Rate Limit#

There are two ways of applying a rate limit using the Client.

  1. Set using the Client class constructor and defaults to 1,000 requests.

  2. Set the argument when using post() method. If not provided, the default value of 1,000 requests will be used. The method argument will override the argument provided in the Client class constructor.

The prefetch argument controls the number of in flight requests made by the post() method. Using the default value might overload the Gateway or Executor especially if the operation characteristics of the Deployment or Flow are unknown. Furthermore the Client can send various types of requests which can have varying resource usage.

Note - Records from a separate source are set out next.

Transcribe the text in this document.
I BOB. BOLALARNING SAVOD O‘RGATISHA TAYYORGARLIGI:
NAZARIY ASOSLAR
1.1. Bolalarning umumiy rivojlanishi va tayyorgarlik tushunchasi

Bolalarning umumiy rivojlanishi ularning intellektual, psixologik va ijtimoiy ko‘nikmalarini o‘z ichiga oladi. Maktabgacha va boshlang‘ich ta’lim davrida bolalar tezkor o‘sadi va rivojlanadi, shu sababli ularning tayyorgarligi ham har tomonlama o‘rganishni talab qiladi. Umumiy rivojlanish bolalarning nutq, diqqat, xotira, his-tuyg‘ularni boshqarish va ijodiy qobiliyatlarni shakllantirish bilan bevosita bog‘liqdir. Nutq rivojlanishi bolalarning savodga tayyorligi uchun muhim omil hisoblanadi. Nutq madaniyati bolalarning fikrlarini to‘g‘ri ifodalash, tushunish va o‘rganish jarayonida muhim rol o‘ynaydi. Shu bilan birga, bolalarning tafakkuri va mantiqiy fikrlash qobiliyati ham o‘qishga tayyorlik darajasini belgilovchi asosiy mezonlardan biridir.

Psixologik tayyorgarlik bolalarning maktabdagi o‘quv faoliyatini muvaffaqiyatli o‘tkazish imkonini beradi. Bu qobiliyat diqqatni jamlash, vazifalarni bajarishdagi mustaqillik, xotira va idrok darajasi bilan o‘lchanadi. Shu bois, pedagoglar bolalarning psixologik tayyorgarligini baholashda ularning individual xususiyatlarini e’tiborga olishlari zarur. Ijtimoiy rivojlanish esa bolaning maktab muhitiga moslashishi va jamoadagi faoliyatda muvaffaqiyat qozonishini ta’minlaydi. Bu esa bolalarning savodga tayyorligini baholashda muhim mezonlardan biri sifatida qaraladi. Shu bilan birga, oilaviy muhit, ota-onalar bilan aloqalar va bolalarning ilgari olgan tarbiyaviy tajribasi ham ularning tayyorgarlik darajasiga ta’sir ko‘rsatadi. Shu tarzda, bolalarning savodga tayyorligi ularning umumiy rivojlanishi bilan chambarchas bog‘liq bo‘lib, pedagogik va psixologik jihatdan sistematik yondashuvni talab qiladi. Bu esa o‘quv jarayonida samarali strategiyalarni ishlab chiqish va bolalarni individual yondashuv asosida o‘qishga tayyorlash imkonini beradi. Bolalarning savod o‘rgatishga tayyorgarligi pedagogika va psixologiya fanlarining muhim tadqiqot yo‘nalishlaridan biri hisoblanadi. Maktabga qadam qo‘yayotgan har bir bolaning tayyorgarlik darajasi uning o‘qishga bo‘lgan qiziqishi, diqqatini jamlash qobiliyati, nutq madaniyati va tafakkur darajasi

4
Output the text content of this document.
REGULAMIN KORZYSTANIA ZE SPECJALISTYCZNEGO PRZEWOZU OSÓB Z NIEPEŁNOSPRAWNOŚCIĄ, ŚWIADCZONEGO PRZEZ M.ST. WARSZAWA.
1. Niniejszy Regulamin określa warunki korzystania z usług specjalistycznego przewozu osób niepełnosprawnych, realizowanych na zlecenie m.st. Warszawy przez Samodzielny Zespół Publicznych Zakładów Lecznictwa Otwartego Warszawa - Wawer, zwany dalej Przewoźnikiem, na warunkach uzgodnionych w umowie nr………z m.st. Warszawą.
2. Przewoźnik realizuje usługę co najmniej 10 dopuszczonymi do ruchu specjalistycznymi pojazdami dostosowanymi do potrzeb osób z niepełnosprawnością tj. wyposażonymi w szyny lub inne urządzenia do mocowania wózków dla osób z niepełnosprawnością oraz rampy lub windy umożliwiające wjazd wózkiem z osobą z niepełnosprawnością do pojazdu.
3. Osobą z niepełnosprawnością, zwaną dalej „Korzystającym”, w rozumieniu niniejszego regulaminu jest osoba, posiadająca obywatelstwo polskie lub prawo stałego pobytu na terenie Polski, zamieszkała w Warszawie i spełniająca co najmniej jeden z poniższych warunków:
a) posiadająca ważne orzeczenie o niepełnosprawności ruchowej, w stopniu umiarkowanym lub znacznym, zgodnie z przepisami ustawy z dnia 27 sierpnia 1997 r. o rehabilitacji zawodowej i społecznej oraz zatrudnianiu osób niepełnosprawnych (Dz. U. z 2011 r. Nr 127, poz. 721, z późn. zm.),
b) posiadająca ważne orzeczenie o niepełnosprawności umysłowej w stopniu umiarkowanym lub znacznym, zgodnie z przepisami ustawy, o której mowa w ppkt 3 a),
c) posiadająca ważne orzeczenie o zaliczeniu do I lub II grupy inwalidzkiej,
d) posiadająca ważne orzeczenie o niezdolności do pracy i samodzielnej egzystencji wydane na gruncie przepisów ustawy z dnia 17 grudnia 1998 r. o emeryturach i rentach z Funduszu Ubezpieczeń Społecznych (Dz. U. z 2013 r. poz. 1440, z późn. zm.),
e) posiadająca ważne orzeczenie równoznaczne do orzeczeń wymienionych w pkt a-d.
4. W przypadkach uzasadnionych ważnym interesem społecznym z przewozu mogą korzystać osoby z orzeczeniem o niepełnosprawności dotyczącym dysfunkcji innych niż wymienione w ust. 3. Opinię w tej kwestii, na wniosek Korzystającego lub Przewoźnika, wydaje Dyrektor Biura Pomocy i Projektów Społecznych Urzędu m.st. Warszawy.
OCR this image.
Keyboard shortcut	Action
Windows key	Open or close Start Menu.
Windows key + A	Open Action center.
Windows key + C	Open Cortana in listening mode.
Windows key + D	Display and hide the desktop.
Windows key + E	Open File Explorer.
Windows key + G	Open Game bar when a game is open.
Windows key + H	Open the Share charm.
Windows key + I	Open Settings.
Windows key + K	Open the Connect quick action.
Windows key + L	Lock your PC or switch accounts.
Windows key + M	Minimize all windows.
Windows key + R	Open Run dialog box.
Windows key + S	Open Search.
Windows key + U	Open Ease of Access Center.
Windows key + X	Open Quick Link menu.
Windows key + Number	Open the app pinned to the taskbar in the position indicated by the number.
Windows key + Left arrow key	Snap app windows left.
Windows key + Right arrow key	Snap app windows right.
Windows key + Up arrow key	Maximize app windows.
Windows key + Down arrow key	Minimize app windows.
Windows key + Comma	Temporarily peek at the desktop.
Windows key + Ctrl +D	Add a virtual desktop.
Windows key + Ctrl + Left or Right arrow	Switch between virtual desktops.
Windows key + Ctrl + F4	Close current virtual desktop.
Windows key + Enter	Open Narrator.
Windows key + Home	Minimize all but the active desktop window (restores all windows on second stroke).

For example, a high number of index requests can contain a large data payload requiring high input/output operation. This increases CPU consumption and eventually lead to a build up of the requests on the Flow. If the queue of in-flight requests is already large, a very light weight search request to return the total number of Documents in the index might be blocked until the queue of index requests can be completely processed. To prevent such a scenario, apply the prefetch value on the post() method to limit the rate of requests for expensive operations.

Apply the prefetch argument on the post() method to dynamically increase the server responsiveness for customer-facing requests which require faster response times vs. background requests such as cronjobs or analytics requests which can be processed slowly.

from jina import Client

client = Client()

# uses the default limit of 1,000 requests
search_responses = client.post(...)

# sets a hard limit of 5 in flight requests
index_responses = client.post(..., prefetch=5)

A global rate limit on the Gateway can also be set using the prefetch option in the Flow. This argument however serves as a global rate limit and cannot be customized based on the request workload. The prefetch argument for the Client serves as a class level rate limit for all requests made from the client. The prefetch argument for the post() method serves as a method level overriding the arguments at the Client and the Flow.